There’s Something Eternal About This Dust


A conversation with indie rocker and writer, Mikel Jollett, about his memoir and accompanying album, Hollywood Park 

In the smoky ambience of standing-room-only, I stood on my tiptoes, straining for a glimpse through a sea of shoulders as The Airborne Toxic Event took their positions on the stage. A certain hush hung over the art-deco, hardwood-meets-cashmere of the El Rey Theatre, a mere six miles from the Los Angeles neighborhood of Silver Lake, the indie band’s familiar stomping grounds. Glimmering chandeliers framed the band members with a certain rock-and-roll elegance, as frontman Mikel Jollett announced that the band would be performing new music. He asked that we not instinctually grab our phones to capture this work-in-progress, and instead, to be present. It was an exchange of trust: he trusted us not to release recordings, and we trusted him that, yes, one day we would come to hear these songs again. The songs performed that night in late March 2017 would become the soundtrack to his just-published memoir, Hollywood Park, a forty-year odyssey following his life from escaping the commune-turned-cult, Synanon, with his mother, to establishing new roots in California with his father. Together, with his father’s support, they earned his acceptance letter to Stanford University, and later Jollett would go on to begin a successful music career, founding the band The Airborne Toxic Event. 

How a musician becomes an author

In many ways, his first exposure to music happened shortly after his mother, Gerry, picked up Mikel and his brother, Tony, from the Synanon compound in Tomales Bay, California. Mikel describes her as the woman he’s told to call Mom; all the children of Synanon lived in this compound together, collectively orphaned from their parents. The three of them escaped and moved into an apartment in East Oakland. A record player was their most valuable item, filling the otherwise empty room with the warmth of vinyl, the needle pulling out melodies from Bob Dylan to Tchaikovsky. 

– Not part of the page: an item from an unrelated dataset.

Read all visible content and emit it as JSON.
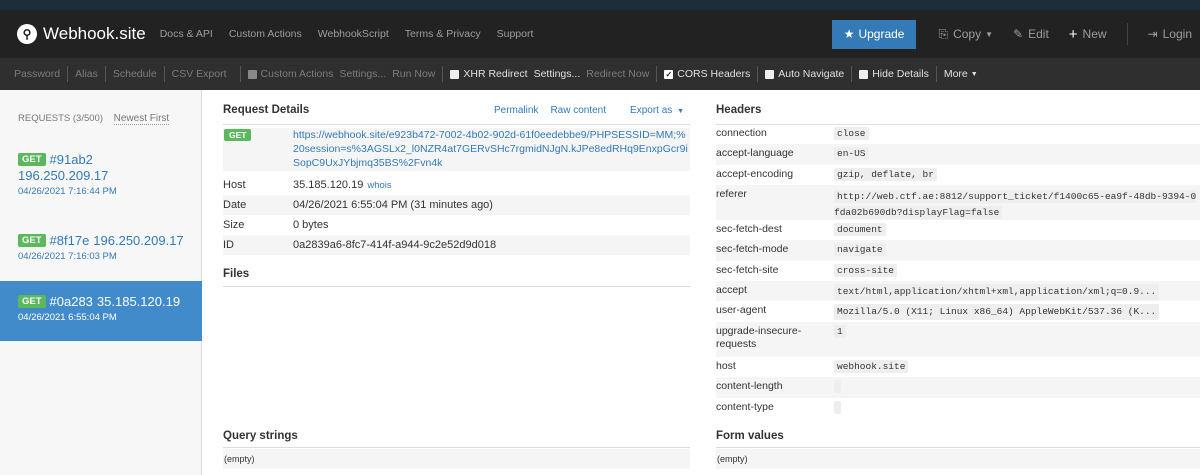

They eventually moved to Salem, Oregon. During the fifth grade, Mikel met his best friend Jake. They both were familiar with the hardships of poverty, exchanging food stamps for rubbery yellow government cheese. In an afternoon hang-out, Jake played the record Three Imaginary Boys by The Cure, introducing Mikel to this rock god they call Robert Smith. These moments opened his eyes. Jollett shares with me, during my phone interview with him, that it sparked this realization that these two poor kids from Salem could “create an identity, and there’s this whole world out there of art and music and songs.”

Young Mikel, after escaping from the cult Synanon. Photo courtesy of Mikel Jollett.

“That was my introduction to literature. There’s a straight line from hearing ‘The Head On The Door’ and eventually reading the Nabokov catalog,” Jollett tells me. “There’s a straight line from ‘The Queen Is Dead’ by The Smiths to Beloved by Toni Morrison.” 

His Grandma Juliette gave Mikel his first acoustic guitar, he recalls in his memoir. Strumming its worn nylon strings, he would play the chords to “Space Oddity” by David Bowie, the strange man with a spaceship that seemed so exotic compared to Mikel’s four walls. Music could be a way to write his way out of his past. And so, he became a performer—both on stage, but also in his life, as he created new identities for himself. For each show, for each city, he would put on these masks to the world—and it just got exhausting.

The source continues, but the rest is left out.